A couple of weeks ago I actually got a few days to head down to Lauderdale by the Sea to get some much needed shore dives in. First time in the deep blue for about 6 months due to work and the weather not cooperating. Local shore diving further North in Brevard, Indian and Martin counties has been non existent on my days off since October.
With that said, I was shocked that it felt like I had been in the water the day before. No jitters, no equipment issues, no major attitude issues with Richard, no sinus blockages.
First stop was Gold Coast Scuba to purchase another steel tank for me. Happy Mother’s Day! Much needed so we do not have to do fills between every dive.
First thing I noticed was the expansion. No more tiny room up front. The whole space had been opened up to allow for more dive gear to be sold. I would say 3 times the shop frontage they had before. Steve also took us next door to the new classroom facilities they have for Padi classes. I have to say, I am so super pleased when I see the little guy doing good. Honest people, honest prices and good customer service is really paying off for steve, Brian, Dave and the gang there.
After loading up, we headed to check in to Santa Barbara to unpack and gear up. First dive we hit the water about 11am. easy ebtry, no waves, no ledge dropoff, no other divers, no current to fight. Rich and I took our time getting fins, mask sorted, checked equipment for any leaks and headed out to the rubble reef. I am a lazy diver. Got out about 200 feet and dropped right about on the cannon there. The shipwreck snorkel trail, an artificial reef, is one block south of Commercial directly off Datura Avenue. It is about 200 feet offshore in 12 to 15 feet of water. Look for a swim buoy. The trail is just past the buoy and a little south. There are concrete cannons and a ballast pile. When you stand at the beach entrance at Datura Street, look east and you will see a white buoy. The snorkel trail is 150 feet east and 150 feet south of the buoy. All of the shipwreck artifacts are located within a 100′ x 20′ area. I noticed only one buoy was in the water, not sure what happened to the 5 we usually see.

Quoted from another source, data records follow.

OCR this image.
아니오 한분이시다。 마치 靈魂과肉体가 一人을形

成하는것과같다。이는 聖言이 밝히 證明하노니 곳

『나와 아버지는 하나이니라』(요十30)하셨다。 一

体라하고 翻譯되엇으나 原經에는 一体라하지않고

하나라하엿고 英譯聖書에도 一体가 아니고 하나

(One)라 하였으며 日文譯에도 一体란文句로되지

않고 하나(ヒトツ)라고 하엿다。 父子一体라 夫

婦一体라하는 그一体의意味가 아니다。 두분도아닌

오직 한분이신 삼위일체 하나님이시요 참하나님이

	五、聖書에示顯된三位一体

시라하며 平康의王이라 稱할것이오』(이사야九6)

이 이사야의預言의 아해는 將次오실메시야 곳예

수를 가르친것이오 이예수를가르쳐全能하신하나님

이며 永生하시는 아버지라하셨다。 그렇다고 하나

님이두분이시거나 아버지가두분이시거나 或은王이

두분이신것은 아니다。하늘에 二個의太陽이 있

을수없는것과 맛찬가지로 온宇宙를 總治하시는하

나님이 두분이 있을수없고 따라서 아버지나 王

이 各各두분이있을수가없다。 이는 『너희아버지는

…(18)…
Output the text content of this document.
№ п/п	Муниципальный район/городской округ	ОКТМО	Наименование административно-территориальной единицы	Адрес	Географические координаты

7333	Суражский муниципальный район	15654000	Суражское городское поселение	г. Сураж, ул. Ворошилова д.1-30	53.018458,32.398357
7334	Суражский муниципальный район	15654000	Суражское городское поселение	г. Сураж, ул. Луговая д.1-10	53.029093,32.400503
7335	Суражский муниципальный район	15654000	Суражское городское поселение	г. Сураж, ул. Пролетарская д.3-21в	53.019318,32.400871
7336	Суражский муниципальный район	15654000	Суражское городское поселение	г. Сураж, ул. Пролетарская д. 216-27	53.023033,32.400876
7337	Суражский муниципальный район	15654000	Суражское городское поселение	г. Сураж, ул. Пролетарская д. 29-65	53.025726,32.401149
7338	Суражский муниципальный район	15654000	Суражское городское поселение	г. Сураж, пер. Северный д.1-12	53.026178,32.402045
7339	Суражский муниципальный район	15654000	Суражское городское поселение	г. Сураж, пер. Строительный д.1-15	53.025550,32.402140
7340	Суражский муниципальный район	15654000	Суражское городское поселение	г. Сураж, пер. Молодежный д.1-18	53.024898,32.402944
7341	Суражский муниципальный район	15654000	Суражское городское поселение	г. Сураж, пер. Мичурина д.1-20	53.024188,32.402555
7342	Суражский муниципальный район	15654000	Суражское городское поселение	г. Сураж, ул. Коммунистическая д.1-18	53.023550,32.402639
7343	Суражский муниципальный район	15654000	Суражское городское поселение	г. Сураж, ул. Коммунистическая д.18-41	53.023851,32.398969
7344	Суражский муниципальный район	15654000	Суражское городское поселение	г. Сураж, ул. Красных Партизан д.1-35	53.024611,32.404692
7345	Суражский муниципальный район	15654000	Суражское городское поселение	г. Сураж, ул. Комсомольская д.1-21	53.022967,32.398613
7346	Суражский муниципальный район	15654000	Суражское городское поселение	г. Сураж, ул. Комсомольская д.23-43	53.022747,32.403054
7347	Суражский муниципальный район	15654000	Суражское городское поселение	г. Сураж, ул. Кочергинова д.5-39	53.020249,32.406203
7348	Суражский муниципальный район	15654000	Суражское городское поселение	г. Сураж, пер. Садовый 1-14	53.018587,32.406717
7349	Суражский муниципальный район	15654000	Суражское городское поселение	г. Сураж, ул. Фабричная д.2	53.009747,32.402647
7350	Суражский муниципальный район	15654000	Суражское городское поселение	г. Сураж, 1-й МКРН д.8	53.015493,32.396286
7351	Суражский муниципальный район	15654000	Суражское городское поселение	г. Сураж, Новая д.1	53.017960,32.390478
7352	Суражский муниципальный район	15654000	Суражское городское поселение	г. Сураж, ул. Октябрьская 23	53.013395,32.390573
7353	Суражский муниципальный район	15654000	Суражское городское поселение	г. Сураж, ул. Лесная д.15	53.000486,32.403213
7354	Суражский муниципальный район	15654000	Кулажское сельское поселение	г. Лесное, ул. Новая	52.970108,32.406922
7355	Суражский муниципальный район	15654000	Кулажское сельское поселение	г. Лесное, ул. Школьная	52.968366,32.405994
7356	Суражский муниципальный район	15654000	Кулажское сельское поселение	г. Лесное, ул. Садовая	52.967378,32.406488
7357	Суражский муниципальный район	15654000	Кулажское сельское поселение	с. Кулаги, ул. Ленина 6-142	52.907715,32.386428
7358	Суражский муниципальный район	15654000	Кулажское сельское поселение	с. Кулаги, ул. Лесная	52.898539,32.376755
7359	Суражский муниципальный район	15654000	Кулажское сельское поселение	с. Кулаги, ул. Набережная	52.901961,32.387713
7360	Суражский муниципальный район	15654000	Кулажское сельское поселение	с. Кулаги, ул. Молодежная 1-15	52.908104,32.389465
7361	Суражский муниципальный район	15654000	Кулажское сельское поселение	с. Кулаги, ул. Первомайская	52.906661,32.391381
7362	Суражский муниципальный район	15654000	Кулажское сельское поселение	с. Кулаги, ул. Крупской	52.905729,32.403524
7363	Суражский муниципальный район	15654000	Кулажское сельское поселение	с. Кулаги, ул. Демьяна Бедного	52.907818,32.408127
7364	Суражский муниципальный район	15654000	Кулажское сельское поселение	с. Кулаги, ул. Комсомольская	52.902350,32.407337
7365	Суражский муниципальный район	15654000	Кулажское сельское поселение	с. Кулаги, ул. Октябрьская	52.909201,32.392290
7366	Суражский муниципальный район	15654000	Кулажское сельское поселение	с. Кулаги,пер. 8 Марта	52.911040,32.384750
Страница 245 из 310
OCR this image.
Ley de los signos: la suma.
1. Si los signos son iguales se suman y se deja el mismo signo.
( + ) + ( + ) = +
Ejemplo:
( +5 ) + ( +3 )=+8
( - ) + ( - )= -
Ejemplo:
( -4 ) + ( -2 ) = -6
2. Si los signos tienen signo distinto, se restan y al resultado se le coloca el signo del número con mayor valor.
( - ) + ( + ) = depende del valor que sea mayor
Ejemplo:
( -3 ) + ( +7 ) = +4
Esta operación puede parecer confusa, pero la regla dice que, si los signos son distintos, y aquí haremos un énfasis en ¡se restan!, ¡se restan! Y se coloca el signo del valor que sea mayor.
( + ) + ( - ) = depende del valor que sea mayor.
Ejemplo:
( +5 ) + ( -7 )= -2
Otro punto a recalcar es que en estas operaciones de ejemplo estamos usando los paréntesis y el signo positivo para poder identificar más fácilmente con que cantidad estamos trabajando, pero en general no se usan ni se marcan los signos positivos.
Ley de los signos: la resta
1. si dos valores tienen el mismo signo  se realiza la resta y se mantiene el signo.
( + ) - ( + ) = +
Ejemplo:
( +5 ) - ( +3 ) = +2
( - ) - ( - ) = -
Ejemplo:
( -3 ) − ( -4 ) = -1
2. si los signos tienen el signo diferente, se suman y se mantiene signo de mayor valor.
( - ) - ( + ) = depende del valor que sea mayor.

It was a leisurely swim, viz was about 30 feet but there was alot of whale we call “whale snot” in the water floating around the first rubble reef, cheese section.
We swam up on the biorock project. Finally some natural growth of seagrasses and smaller corals on the structure. They have also transplanted some live coral chunks and attached them with wire to the rebar structure.
Now this is what it looks like…
Next we swam out to what i refer to as the first reel reef, but what many call the second reef. Larger reef structures, larger fish, more lobsters. It was not lobster season but MAN they were everywhere! Nice big, healthy ones. Saw a few mama’s with tails curled up. Most were in packs of 4-8 that we saw. Can’t wait to do my Michigan trip and then hit mini season when I am back!
Hogfish, blennies, grunts, several types of good size grouper, small tarpon, trumpetfish, the usual stonefish, French and Queen angels plus some new unusual suspects we have never seen before that I will write more on later.
Tons of free swimming moray eels, enormous monsters!
Massively enjoyable and I felt my inner MERMAID poke her head up in the water again.
Will post more later about the huge lionfish we saw!